The pieces from her Fictions series: sculptural collages on deconstructed books, are colourful, densely layered objects that bear the markings of their visceral transformations. Some books explode with colours, others are eaten away, ravaged by time as if these objects have taken on lives of their own, neglected and ignored stories pouring out of them and mixing.
In her own words, she describes her Ruins series, the largest piece in the exhibition, as “These works are large-scale collages that use broken-down pieces of posters, illustrations, magazine and book pages to create forms, textures and values. I think of these as collage drawings in the sense that they are abstract explorations that capture emotional or psychological experiences. The compositions evoke forms and energies moving—things coming together and falling apart at the same time.”
The Reliquaries are however sculptural collages made of piles and accumulations of paper ephemera—letters, postcards, calendars and magazine pages making them look unique and unworldly. Each is a portrait of a person she says that has either had a close personal relationship with her or has deeply inspired her from afar. “These memorials are made to honour the memory of those who have passed on, either from my life or from this life. Embedded within each Reliquary are objects or mementoes related to the person portrayed—relics of the relationship or symbols of their life.” Andrea describes.
Several of the works in this exhibition have a muted palette of faded and discoloured paper. In these, colours have been worn or sanded away to evoke weathering and decay. In others, brighter colours persevere and are preserved from the original materials used.
Much of the material the artist said is found at thrift stores or used book sales. These papers and objects connect to previous moments in time, past owners and histories. Selection choices may be based on a colour or texture that resonates, a title or phrase that attracts the eye, or the quality of wear that shows what the object once meant to an owner—a book taped back together or worn by rereading.
Other materials that she used are from her personal collection. These objects have meaning based on her experiences or memories. There is a combination of preservation and transformation that gives a new life to an object or material as a way to bring the past, and the unwanted and overlooked, into the present in a new form—a sort of revival or resurrection.
Among the pieces, the Stars is a piece that stands out from the Reliquary series probably because this piece is a homage to a friendship that was once very important to the artist. She says, “I had a difficult time letting go of this friendship, and when it was over, I had years of letters and postcards that I didn’t know what to do with.

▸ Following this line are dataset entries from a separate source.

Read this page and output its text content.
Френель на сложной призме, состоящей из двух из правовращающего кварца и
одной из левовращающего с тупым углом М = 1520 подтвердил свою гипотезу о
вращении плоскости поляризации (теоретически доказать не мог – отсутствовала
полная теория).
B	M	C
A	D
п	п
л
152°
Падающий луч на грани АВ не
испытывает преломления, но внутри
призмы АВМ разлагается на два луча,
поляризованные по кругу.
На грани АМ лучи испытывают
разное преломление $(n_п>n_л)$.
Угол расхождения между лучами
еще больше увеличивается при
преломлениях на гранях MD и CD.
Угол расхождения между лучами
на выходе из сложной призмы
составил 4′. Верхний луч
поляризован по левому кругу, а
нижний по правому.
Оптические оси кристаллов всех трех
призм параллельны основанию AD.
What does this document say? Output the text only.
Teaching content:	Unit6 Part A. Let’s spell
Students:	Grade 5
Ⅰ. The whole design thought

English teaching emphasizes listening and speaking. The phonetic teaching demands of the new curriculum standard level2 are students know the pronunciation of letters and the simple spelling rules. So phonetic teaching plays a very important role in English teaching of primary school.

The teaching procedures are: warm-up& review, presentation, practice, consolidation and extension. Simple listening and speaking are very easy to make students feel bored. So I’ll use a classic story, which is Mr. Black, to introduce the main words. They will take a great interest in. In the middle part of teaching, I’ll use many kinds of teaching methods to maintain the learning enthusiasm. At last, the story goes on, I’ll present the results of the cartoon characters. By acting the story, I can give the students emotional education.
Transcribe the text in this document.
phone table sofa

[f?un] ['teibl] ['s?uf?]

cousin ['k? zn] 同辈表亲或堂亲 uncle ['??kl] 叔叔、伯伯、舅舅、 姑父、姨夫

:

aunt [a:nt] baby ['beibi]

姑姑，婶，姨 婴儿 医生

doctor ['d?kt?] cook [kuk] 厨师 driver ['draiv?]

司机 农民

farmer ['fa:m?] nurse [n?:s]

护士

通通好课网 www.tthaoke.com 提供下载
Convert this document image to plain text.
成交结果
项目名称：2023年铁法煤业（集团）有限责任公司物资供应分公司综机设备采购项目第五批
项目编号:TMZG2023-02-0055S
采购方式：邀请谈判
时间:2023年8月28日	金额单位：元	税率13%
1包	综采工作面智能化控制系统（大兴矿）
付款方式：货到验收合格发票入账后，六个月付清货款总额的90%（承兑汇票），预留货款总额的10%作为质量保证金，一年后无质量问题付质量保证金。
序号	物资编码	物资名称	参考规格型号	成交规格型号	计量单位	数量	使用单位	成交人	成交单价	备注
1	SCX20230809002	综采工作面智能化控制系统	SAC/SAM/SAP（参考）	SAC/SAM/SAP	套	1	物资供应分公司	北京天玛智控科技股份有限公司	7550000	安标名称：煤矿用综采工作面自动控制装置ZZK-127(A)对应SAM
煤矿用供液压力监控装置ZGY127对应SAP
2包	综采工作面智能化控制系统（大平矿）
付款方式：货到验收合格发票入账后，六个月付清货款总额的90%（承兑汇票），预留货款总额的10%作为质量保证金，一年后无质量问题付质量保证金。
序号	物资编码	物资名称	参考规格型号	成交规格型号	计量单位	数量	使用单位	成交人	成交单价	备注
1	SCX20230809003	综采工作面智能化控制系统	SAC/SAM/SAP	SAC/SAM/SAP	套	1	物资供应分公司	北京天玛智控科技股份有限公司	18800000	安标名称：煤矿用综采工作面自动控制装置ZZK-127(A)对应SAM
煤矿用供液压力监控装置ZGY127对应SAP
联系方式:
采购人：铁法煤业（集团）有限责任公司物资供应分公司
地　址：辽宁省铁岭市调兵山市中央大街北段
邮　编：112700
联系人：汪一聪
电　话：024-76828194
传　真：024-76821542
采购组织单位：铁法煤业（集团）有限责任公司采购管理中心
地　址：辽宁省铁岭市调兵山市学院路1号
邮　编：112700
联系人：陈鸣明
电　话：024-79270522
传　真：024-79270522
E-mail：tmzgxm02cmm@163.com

They held so much meaning and described the formative years of my life. It seemed a shame to get rid of them, though keeping them also seemed to be a form of holding on to the past.”
The story of this piece, like the others in this series, is deeply personal and is a way to build a complex object and engage with a process that has meaning even though the viewer is deprived of the art’s backstory. The work itself conveys the larger ideas—letting go of the past while acknowledging its relevance and impact on the present.
Andrea’s art is a form of storytelling, describing the events of the past and touching the nostalgic cord yet it comes across as a hope for a bright future connecting them more deeply to the emotional experiences of their own lives.